Sport ist Mord, heißt es. Momentan eher gegenteilig zu gebrauchen, denn wir haben wieder das Problem mit dem Immunsystem. Kein Schulsport, kein Freizeitsport. Die Anzahl entgangener Liegestütze beim Leistungsturnen des Juniors verhält sich proportional zu spontanen Sofasprüngen während nun häufiger vorkommender Filmabende. 10 Runden um die Feuerstelle!“, heißt es in solchen Fällen oft. Besagter Ort befindet sich gut 100 m vom Haus entfernt. Das überflüssig lang erschienene Grundstück mit unglaublichem Unkrautpotential gewinnt derzeit eine völlig neue Bedeutung. Auch die darauf lagernden Kubikmeter an zu spaltendem und zu stapelndem Brennholz dienen täglich als Bewegungstraining. Während meine Tochter regelmäßig Fitness praktiziert, hat Weihnachten bei mir viel Unheil angerichtet. Das Push-up-Niveau – es Liegestütze zu nennen ist old school – ist von 20 auf 10 gesunken. Der Junior muss mich antreiben, damit ich wenigstens einen zweiten Pull-up – Klimmzug ist es übrigens auch – an seiner Turnstange schaffe. Ich fühle mich wie ein Sandsack, ich muss was tun. Motivation, wo bist du?

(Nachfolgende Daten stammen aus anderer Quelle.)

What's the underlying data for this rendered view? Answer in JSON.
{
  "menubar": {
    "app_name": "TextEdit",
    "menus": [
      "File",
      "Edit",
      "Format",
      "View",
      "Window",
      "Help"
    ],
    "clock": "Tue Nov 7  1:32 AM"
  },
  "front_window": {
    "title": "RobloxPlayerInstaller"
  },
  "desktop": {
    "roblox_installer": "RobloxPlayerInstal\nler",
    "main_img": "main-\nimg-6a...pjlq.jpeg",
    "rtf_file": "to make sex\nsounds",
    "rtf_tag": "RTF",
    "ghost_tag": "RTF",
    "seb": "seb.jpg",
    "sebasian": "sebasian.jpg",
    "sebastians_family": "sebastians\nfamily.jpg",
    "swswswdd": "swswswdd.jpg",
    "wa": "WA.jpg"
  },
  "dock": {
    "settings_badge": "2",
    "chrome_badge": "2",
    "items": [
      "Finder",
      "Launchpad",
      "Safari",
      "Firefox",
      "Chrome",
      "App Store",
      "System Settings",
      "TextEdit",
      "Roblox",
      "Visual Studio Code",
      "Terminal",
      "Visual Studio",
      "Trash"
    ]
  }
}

Selbstbewusstsein und Lust auf Bewegung werden leider häufig schon im Schulsport ganz locker gekillt. „Schneller, höher, weiter“ ist wohl das Programm des sachsen-anhaltischen (anhaltiNIsch verwendet man fürs Fürstengeschlecht, habe ich gerade gelernt) Grundschullehrplans. Für nicht ganz so große Sportskanonen ein Leichtes, sich mangelhafte Leistungen bescheinigen zu lassen, wenn’s mal im Seilsprung oder beim Sprint nicht so klappt. Bei den bis 10jährigen wohlgemerkt. Schon vor drei Jahrzehnten kam es für mich notentechnisch nicht so gut, als ich in Grundschulzeiten immer am Sprungbock kleben blieb. Oder der Schlagball partout nach gefühlten 10 Metern zu Boden ging. Belohnungshormone gibt’s dafür jedenfalls nicht. Dafür die Gewissheit, dass Sport total doof ist. Wer bitte verantwortet so etwas? Den natürlichen Bewegungsdrang eines Kindes nachhaltig zu bremsen ist gesundheitspolitisch eine mega clevere Idee. Dabei geht es im niedersächsischen Ansatz offenbar auch anders.  Teamgeist, Fairplay, Mitwirken beim Erarbeiten von Regeln – und schon klappts deutlich öfter mit Fun und Feedback. Es werden überwiegend Kompetenzen bewertet, die im Leben eine sehr sinnvolle Rolle spielen. Welchen Arbeitgeber interessiert es bitte, dass ich eine Wurf-Niete bin, dafür aber die Erste oben an der Kletterstange. Oder das Selbstbewusstsein für einen coolen Kastensprung erst in der Oberstufe entdeckte.